There are other concerns, of course: It will abstract away the underlying format, which some people don’t like. It can also technically impact performance if you’re doing something silly within the (de)serialisation functions – such as doing network calls or writing stuff to the database.

However, in the base case, I’d be surprised if this doesn’t have roughly the same performance as the current tool – maybe even a bit better memory-wise, as you inline the (de)serialisation step. I mean, there are probably situations where this could interfere with the network, but I’d be surprised if this could hit harder than what we use today.

On Tractability

The true problem, of course, is the effort involved. Instead of just generating functions, types and values, you need to understand how to inject the deserialisation logic in every language. My proposed solution requires parsing Go code to infer types and to generate code, but that is a lot of effort if you want to support a lot of languages, especially those with parametric polymorphism/generics. In fact, I’m not sure this will even work for some languages.

You could in theory add your constructors and functions (verbosely) in the input file for every language, and while this technically will work, I’m afraid it will feel a little like manually converting e.g. protobuf types to your own. It will be less effort than doing it in code, but it increases the effort to get started with the protocol itself. As a sales pitch, it may not be the best, though I think it will be better long term than the status quo.

And perhaps that’s the problem: We focus more on the protocol itself and being able to quickly get something running with it, rather than thinking about how we integrate a protocol into our code base for readability and maintainability. That isn’t weird though, as people haven’t really seen code generators that do this. Perhaps we can move more people into that mindset if they’re able to see it as a viable alternative.
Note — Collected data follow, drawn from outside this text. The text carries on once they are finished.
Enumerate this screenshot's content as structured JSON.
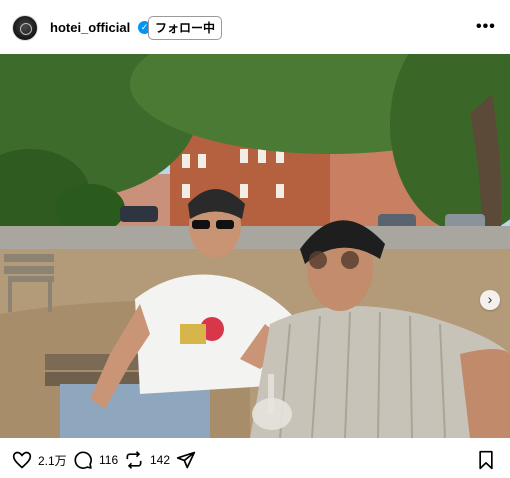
{
  "post": {
    "username": "hotei_official",
    "separator": "•",
    "follow_label": "フォロー中",
    "more_label": "•••",
    "verified_glyph": "✓"
  },
  "carousel": {
    "next_glyph": "›"
  },
  "actions": {
    "likes": "2.1万",
    "comments": "116",
    "reposts": "142"
  },
  "icons": {
    "avatar": "avatar",
    "verified": "verified-badge-icon",
    "like": "heart-icon",
    "comment": "comment-icon",
    "repost": "repost-icon",
    "share": "share-icon",
    "save": "bookmark-icon"
  },
  "colors": {
    "verified": "#0095f6",
    "text": "#000000"
  }
}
  1. I think a better phrase here is “non-relational data”: I do think you should signal that the stuff you carry is a set or a bag, or if you have some compound value without any relational data in it, then that also counts as a non-relational value.

    But “scalars” get the point across, so I’m using that. 

  2. Personally, I prefer ["kmh", 10.0] or [10.0, "kmh"] as it’s easier to read, but it’s much easier to make a custom (de)serialiser for objects instead of a heterogenous list, which is why I’m doing that in this post. The point here is that the value isn’t just 10.0, the client must do some work to “unwrap” the underlying value.

    And yes, I know the code doesn’t check whether the value is set or not. In the real world, you should probably do that.